Dans le cadre du projet du ministre, c’est désormais toute la population qui pourrait demander de qualifier son infection comme maladie professionnelle, dans le cadre de certains critères stricts. “Aujourd’hui, une flambée de contaminations dans un certain espace de travail, pendant une période bien définie, peut-être un indice qu’il y a eu une exposition au Covid, qui est inhérente à l’exercice de l’activité professionnelle, et dont le degré d’exposition est significativement plus élevé que celui de la population générale“, lit-on dans le projet de loi : comprenez que s’il y a eu beaucoup d’infections sur votre lieu de travail à un moment-donné, et que cela a donc augmenté votre risque d’être infecté (et que vous l’avez été), il peut donc s’agir d’une maladie professionnelle. Le tout avec un effet rétroactif jusqu’au 18 mars 2020, soit le début de la pandémie dans notre pays.

Des critères de cinq contaminations

Si l’on se penche plus précisément sur les critères retenus pour qualifier une infection précise comme maladie professionnelle, c’est le critère de cinq contaminations survenues sur quatorze jours qui a été retenu pour démontrer scientifiquement que la contamination est liée à des conditions sanitaires particulières sur son lieu de travail.

Cinq contaminations : un nombre qui était au cœur du débat, lors de la séance plénière de la Chambre mercredi. Plusieurs députées se sont interrogées sur cette durée, comme Sofie Merckx (PVDA-PTB) qui a regretté que ce cap ne soit pas descendu à deux contaminations (le chiffre retenu par Sciensano pour désigner un cluster). Un avis partagé par la députée DéFI Sophie Rohonyi, qui craint que cette limitation viennent exclure les personnes qui travaillent seules ou dans de petites structures, comme les titres-services par exemple.

À quoi le ministre fédéral de la Santé, Frank Vandenbroucke, a répondu que “cinq contaminations dans une période de quatorze jours, c’est une pondération correcte. En tant qu’approche d’une situation où l’on pourra dire ‘ici, il y a une forte suspicion d’un lien causal entre l’activité professionnelle et la maladie’. Mais effectivement, il faut, à un certain moment, définir un point. C’est toujours un peu arbitraire, mais ça ne l’est pas tout à fait. On pourrait dire quatre, on pourrait dire six, on a opté pour cinq“.

Réponse de Frank Vandenbroucke aux députés

Séance plénière de la Chambre du 10 novembre 2021 – Source : Chambre

Le ministre a également expliqué que, dans le débat entre les deux contaminations retenues par Sciensano et les cinq prévues dans le projet, il y a une différence entre un enregistrement scientifique (tel que mené par Sciensano) et les suspicions pour lien causal dans la réalité.

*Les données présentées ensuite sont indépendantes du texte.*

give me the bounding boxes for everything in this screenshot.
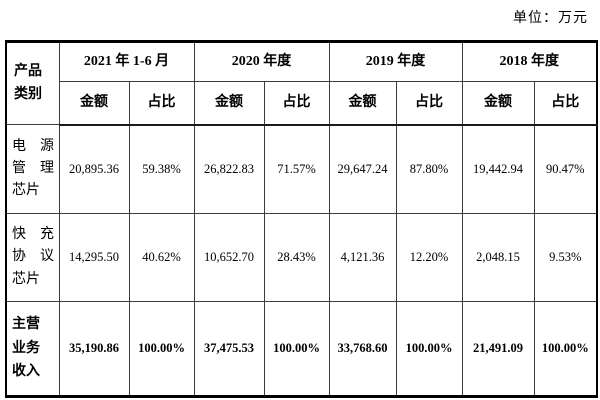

De même, le député libéral Christophe Bonbled a également souligné qu’une personne ne rentrant pas dans les critères retenus peut toujours lancer une procédure ouverte de reconnaissance.

La CGSLB globalement satisfaite

Du côté syndical, la CGSLB s’est dite globalement satisfaite. Olivier Valentin, secrétaire national, estime que cette nouvelle disposition pourra recouvrir des profils bien plus larges qu’aujourd’hui, qui bien qu’ils ne travaillent pas dans les soins de santé on tout de même souffert d’un Covid à cause de leur activité.

Le syndicaliste libéral souligne également l’importance de l’effet rétroactif, mais comme les deux députées d’opposition, réagit au cap des cinq contaminations sur quatorze jours.

Il y a eu un choix politique de mettre le curseur à cinq contaminations sur une période de quatorze jours : dans de très grandes entreprises, on peut y parvenir relativement rapidement, [mais] dans de plus petites structures, ça risque d’être plus problématique“, nous explique-t-il, “Si Sciensano, avec son approche scientifique, détermine qu’il peut y avoir un cluster à partir de deux [contaminations] peut-être que ce niveau est un peu élevé. Mais c’est déjà un pas dans la bonne direction, et on peut espérer que les éléments adaptables dans l’arrêté royal puissent être abaissés dans le futur “.